Google has admitted to the BBC that it is pocketing profits from ads for illegal products disseminated from its automated advertising system.
According to the BBC report, published Monday, these ads include fake ID cards, fake passports, cannabis, and bogus London 2012 Olympics tickets.
The company told the BBC’s 5 live Investigates radio program that it keeps the money it makes from advertising such illegal services before it takes down the ads.
Google “promptly removed” illegal ads after the BBC brought them up, according to Adrian Goldberg, a 5 live Investigates presenter.
Google wasn’t quite so prompt when it was the police who did the asking, however.
It is illegal in the U.K. to sell Olympic tickets without the organizers’ permission, with a maximum fine for resellers now at £20,000 (US$31,000).
A branch of the police dedicated to stopping crime associated with the 2012 games, the Metropolitan Police, told the BBC it is aware of the illegal reseller. That reseller, LiveOlympicTickets, was, in fact, breaking the law, the police said.
Yet the ads stayed up for more than a week after the Metropolitan Police asked Google to remove them—in fact, the ads were only taken down after the BBC contacted Google.
LiveOlympicTickets was Google’s top sponsored link for 2012 tickets and stayed up there during the lag time between the police asking for removal of the reseller’s ads and the time when Google complied.
The fact that Google’s advertising system is partly automated accounts for the bad ads getting up there in the first place. The automation part of the equation accounts for bad ads being selected for top billing, while the human intervention piece accounts for a time lag in taking them down.
If Google AdWords’s filter flags an ad as belonging to a potentially unlawful service, Google runs a manual assessment that entails a human having a look-see. If this human-automation combo finds an ad that breaks Google policy, the ad is taken down.
But as Goldberg points out, it’s easy for a seamy seller to get to the top of Google’s sponsored ad returns, simply by paying a higher cost per click than what other advertisers are offering.
Here’s what security adviser Reg Walker told the BBC about his firm’s experiment with knocking a ticket scam off the top ranking, as well as what it’s like to bring it up to Google:
We carried out an experiment around six months ago trying to knock a ticket scam site off the top of the Google AdWords results and we went up to £28 per click and we still couldn't shift it from the top.
There's an automated complaint form, which gets an automated reply, which lets you know you're in a queue, and eventually a human being will get around to scrutinising it and do something about it.
The site could stay up for days, weeks, or possibly even months.
Unfortunately, the longer the ads stay up, the more Google makes.
Here’s what Sophos’s Paul Ducklin had to say on a related note, in light of the research he published last year on typosquatting (another murky underbelly of the Internet):
Of the 1502 active sites typosquatting on the six domains I examined in my research (Sophos, Facebook, Twitter, Google, Microsoft and Apple), 37% relied on DoubleClick...

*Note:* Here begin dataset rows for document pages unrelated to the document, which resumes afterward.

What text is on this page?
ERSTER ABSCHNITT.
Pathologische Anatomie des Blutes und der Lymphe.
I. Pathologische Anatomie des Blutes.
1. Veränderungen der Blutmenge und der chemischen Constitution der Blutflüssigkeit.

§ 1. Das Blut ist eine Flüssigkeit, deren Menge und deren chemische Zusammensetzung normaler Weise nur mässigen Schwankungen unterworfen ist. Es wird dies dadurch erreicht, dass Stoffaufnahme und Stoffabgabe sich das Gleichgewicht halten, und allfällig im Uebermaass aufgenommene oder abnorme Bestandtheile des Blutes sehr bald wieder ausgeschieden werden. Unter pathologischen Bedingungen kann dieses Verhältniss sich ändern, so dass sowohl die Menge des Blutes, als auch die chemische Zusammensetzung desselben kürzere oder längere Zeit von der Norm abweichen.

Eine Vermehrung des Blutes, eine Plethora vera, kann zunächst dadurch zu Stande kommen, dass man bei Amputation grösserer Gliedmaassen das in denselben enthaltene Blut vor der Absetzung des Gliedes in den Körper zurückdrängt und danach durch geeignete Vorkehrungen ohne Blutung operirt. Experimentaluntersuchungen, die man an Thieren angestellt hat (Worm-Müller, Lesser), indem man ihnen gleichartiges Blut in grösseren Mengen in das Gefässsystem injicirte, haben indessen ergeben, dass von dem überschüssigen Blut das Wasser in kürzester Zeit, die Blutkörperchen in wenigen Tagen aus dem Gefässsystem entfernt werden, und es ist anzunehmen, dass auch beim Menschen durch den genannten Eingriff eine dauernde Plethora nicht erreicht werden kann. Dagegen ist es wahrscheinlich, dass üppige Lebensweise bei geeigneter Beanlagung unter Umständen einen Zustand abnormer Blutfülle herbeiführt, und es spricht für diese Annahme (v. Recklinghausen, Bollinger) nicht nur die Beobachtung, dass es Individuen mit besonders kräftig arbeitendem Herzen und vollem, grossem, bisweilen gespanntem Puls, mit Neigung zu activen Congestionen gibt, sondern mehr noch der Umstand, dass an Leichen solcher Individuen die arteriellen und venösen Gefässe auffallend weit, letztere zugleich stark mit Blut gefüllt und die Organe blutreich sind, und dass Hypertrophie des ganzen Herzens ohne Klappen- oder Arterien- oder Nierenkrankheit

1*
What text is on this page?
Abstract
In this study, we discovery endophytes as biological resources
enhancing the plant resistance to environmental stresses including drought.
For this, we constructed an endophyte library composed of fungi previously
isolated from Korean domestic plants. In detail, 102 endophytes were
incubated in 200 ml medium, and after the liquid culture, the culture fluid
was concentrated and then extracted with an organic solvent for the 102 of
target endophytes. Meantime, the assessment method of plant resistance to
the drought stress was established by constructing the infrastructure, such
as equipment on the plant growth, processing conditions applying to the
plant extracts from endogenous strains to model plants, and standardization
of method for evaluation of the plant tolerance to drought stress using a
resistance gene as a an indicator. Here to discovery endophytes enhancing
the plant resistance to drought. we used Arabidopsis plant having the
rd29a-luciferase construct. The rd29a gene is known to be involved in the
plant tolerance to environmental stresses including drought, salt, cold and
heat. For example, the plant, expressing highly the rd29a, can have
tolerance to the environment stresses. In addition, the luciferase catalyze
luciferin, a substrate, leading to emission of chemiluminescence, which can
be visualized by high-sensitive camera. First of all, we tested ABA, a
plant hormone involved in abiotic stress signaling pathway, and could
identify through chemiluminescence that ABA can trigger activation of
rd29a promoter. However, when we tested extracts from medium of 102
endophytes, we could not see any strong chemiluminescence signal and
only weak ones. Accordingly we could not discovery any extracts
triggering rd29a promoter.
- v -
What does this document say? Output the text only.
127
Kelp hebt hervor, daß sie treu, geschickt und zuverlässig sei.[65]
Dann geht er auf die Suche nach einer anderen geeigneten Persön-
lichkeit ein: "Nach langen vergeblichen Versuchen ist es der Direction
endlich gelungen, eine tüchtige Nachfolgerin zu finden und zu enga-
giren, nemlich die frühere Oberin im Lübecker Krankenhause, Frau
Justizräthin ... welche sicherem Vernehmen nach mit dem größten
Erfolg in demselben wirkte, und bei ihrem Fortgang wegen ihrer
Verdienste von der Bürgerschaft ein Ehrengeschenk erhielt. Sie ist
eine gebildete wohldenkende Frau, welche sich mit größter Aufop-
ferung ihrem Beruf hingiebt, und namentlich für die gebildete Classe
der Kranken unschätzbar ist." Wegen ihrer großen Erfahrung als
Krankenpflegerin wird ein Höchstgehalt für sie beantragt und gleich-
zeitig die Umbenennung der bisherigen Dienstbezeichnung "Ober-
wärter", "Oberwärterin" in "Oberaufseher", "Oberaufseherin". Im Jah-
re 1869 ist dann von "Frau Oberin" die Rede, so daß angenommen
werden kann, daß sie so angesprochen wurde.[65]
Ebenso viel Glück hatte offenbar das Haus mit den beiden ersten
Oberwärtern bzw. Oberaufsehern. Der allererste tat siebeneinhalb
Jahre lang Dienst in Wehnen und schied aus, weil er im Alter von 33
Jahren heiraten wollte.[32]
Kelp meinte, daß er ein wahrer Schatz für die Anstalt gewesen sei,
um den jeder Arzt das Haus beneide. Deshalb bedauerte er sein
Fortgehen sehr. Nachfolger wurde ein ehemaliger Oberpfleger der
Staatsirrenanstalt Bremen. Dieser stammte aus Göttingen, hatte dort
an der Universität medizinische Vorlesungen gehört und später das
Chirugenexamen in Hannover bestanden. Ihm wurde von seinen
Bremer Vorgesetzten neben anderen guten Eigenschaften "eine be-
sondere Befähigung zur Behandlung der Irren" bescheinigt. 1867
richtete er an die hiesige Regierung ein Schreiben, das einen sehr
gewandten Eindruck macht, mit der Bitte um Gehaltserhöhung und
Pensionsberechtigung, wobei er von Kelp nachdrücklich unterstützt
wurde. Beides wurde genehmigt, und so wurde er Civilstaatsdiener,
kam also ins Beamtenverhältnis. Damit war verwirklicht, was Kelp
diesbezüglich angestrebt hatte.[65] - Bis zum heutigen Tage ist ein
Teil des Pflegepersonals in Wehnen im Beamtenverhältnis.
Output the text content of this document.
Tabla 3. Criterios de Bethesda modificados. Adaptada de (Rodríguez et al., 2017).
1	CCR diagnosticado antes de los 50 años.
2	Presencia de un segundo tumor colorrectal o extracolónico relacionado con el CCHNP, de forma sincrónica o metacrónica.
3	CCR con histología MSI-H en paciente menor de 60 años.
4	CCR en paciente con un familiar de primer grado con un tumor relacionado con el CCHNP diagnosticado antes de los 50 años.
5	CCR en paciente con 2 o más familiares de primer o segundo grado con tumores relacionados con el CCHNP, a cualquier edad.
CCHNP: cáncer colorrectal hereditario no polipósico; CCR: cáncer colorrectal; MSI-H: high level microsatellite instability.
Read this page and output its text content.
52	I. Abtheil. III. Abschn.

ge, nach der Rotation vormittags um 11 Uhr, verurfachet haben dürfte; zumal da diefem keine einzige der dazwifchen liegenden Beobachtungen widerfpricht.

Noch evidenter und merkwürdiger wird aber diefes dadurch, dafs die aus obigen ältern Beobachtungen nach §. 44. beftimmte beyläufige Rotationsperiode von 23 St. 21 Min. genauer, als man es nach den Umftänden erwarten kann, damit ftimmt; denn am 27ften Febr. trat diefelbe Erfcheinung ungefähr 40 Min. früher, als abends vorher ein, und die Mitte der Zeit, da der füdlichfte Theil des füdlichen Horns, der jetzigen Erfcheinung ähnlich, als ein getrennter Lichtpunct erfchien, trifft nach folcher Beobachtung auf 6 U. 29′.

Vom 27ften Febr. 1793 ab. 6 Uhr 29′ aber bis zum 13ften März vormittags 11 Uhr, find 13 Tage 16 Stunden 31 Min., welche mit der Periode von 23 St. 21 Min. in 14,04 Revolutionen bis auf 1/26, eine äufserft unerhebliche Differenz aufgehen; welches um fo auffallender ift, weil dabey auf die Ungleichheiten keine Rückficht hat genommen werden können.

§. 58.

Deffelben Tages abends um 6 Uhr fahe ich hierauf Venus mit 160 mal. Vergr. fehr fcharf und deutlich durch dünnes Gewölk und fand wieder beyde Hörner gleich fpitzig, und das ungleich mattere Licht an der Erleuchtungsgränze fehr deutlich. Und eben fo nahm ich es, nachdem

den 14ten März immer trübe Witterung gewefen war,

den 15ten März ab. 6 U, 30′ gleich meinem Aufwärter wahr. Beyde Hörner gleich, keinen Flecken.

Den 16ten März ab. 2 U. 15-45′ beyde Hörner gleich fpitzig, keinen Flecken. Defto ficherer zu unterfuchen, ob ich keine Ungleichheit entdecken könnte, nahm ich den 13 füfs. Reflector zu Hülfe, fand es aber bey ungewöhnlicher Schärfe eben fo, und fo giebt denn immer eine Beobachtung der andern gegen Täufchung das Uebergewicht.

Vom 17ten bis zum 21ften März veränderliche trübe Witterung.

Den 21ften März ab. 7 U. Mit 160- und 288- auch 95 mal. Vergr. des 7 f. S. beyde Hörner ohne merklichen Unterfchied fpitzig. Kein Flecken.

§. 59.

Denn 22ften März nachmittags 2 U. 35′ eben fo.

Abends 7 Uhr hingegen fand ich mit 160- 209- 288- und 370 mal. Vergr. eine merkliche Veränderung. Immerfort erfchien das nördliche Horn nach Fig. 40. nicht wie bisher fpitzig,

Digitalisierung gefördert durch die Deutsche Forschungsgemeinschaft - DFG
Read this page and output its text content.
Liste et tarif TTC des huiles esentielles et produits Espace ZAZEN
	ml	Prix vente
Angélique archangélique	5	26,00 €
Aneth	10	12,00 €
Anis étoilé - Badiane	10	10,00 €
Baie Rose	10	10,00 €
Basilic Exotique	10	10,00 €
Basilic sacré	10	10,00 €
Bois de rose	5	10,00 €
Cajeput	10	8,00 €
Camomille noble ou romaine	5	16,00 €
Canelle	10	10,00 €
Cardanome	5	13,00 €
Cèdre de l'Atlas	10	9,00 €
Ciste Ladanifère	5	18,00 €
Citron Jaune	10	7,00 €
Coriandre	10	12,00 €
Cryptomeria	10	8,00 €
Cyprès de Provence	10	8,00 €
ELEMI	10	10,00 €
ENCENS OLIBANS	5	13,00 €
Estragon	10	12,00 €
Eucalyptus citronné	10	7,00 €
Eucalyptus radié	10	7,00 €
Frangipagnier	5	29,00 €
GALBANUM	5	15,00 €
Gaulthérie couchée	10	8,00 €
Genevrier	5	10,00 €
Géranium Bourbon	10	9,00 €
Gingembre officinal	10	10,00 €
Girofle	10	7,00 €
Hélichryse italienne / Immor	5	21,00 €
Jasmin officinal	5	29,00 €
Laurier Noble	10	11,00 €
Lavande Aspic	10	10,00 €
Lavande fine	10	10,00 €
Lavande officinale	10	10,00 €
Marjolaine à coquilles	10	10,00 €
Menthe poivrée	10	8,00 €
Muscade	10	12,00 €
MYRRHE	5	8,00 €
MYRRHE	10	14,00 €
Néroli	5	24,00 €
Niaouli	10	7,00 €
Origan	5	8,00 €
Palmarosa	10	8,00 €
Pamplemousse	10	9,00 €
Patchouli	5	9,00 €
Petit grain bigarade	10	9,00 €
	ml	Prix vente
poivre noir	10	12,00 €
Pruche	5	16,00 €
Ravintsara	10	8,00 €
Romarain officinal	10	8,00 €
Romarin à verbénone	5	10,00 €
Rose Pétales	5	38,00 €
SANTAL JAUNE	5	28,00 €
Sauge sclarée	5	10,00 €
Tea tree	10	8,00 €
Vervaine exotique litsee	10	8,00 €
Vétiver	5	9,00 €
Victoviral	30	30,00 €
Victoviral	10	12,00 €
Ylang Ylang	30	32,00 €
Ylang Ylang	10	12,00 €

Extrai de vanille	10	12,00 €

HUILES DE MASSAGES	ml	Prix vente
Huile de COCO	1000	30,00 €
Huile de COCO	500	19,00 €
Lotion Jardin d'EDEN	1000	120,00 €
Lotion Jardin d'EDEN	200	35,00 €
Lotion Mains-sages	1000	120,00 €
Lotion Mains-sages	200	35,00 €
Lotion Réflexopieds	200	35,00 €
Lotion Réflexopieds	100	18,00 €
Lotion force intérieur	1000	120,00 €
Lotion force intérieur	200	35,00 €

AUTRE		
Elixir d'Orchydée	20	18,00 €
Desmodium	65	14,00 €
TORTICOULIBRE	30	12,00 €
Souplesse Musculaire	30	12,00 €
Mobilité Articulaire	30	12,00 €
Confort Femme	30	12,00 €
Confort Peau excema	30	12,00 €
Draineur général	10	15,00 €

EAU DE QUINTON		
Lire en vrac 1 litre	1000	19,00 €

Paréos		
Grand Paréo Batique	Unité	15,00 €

...which is part of Google.
Heigh ho.
Screenshot of common domain parking pages powered by Google’s DoubleClick
At any rate, the BBC article included advice from Reg Walker on how to avoid making a mistake with bogus ads. In a nutshell, Walker says when you’re buying from an online reseller:
- Check out the site thoroughly. Don’t go near sites without a trading history, substantive company address, or VAT number.
- Use Google to find whatever address the retailer claims. If it’s for a mailing service or mailbox, stay away.
- Remember that the weight of Google behind an advertisement does not equate to legitimacy.
Google obviously profits from people getting snared by unwholesome online actors. Should it be expected to forgo such profits, which it makes off of others’ mistakes?
seamy or steamy? 😀 thanks for the story though!
Google seems to work at the extremes sometimes.
I run a couple of websites for friends including one which sells anti-wrinkle services (which use Botox). Its near impossible to list ads using the term "Botox" without jumping through ridiculous administration hoops which don't actually apply in this case. Their automated system immediately blocked the ads until the human element checked it, at which point they confirmed we couldn't run it.
I realise they got their fingers burnt advertising dodgy pharmacy goods in the past, but they could do with brushing up on what's legit and what's not, to allow decent honest businesses to advertise.
@David: Some, perhaps most, men feel that users of products like Botox are thenselves engaged in false advertising Careful with terms like "legit," decent," and "honest."
I am waiting for facebook get nailed for that, they claim to care about their users while selling adds to bad sites,
when some one started a facebook and sending requests out to all my family using an e-mail address stolen from a sister it took facebook almost a month to get them shut down!
The end Nov/start Dec., Facebook, with out warning, disabled my facebook, Claim I sent spam, only thing I can think of is sharing links to articles from Sophos, Facecrooks, Snopes., Urban Legends to my friends! No response to question on what exactly I did, nor have they re enabled it.
Youtube still shows some “seedy” looking adverts, which I won’t name for legal reasons.